Elle ne dit plus rien, tandis qu’Hikari eut un petit toussotement.
- Tu sais bien, Miyako, qu’il ne sera jamais amoureux de toi, non ?
-… Je sais. C’est pour ça… que Ken… ah laisse tomber…, dit-elle en secouant la tête.
Hikari prit son gâteau toujours enveloppé. Il était encore chaud, et l’odeur sucrée, un peu grasse, s’en dégageait légèrement. Le papier était d’un rouge soyeux, et elle passa ses doigts autour du ruban jaune. Il lui réchauffait les cuisses.
- Iori… t’aime.
Silence.
Miyako, choquée, se releva brusquement.
- Qu… Quoi ?
Hikaru sourit doucement.
- Tu ne l’as jamais remarqué ? Il fait tout pour te montrer à quel point tu comptes pour lui.
Miyako réfléchit. Le jeune garçon aux yeux d’un vert profond, si paisible, si sage, amoureux d’elle ? Pendant un bref instant, elle sentit comme une émotion douce et fraîche cicatriser son cœur délaissé par Daisuke, mais ce fut aussi rapide, et presqu’inutile. Iori était un garçon calme qui avait toujours su faire parler en elle l’adoratrice de l’informatique, et son humour sarcastique l’avait toujours touché. Cependant, elle se sentit d’un coup très vide, et cet amour si lointain qu’elle n’avait jamais conçu passa sur elle comme une brise froide.
Elle secoua la tête.
- Soucies-toi un peu plus de lui, conclut Hikari en se levant, tenant son gâteau contre elle. Même s’il s’agit de lui faire comprendre que tout espoir est vain, occupe-toi de lui de façon à le respecter. Pas comme moi avec Daisuke, ajouta-t-elle avec un petit rire désolé.

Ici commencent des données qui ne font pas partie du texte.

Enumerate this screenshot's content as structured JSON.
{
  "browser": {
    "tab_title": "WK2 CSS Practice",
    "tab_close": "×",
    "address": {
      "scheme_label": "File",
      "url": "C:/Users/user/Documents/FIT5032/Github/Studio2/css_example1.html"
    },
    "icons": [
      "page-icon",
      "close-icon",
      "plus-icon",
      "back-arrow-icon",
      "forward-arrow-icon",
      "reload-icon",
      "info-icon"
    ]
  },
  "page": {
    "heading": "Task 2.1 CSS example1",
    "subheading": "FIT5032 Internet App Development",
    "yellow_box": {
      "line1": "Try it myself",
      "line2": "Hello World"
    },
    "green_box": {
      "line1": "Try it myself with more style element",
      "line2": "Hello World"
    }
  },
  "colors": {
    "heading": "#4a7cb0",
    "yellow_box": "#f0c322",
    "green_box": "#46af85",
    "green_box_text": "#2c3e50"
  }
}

Miyako la fixa puis, n’en pouvant plus, cacha ses yeux de ses mains et se mit à pleurer. Elle s’arrêta lorsqu’Hikari lui offrit le gâteau, et un mouchoir.
C’était tout bête, mais cela lui suffit pour se sentir mieux.
- Alors cette expo ?
- Horrible ! Je l’ai fini en cinq minutes mais ma mère a voulu que je refasse tout avec elle !
Ken étouffa un rire contre l’oreiller contre lequel il s’appuyait. Allongé sur le ventre, confortablement installé sur le matelas posé près du lit de Daisuke, il sourit dans le noir en entendant grogner son ami. Chibimon et Wormmon dormaient comme des biens heureux, enveloppés dans une couverture aux pieds de Daisuke. Chibimon renifla dans son sommeil et Wormmon bougea ses pattes avant de rester à nouveau immobile comme un bout de bois.
- Mais, tu as retenu des choses intéressantes, non ?
Daisuke se retourna et se pencha vers Ken. Il faisait trop sombre pour que Ken puisse voir le visage de son ami mais il sentait plus qu’il ne voyait le sourire crispé que Daisuke affichait.
- Rien d’intéressant. Ca t’aurait plu, je sais à quel point tu aimes tous les trucs vieux…
- L’Histoire, c’est intéressant, répliqua Ken. Il faut juste l’aborder d’une manière amusante.
- Peuh, comme quoi ? fit Daisuke en se recroquevillant sous sa couette d’un ton boudeur.
Ken soupira, prenant le temps de réfléchir. La fatigue de la journée commençait à peser sur son corps. Il avait travaillé un long moment sur les vidéos pour Mimi, avait fait un bon montage et il ne manquait plus que quelques détails. L’image de Taichi n’avait pas quitté son esprit sans qu’il ne sache pourquoi mais préféra passer sous silence cet épisode. Il n’avait pas assez d’indices pour émettre une quelconque hypothèse. Trop risqué.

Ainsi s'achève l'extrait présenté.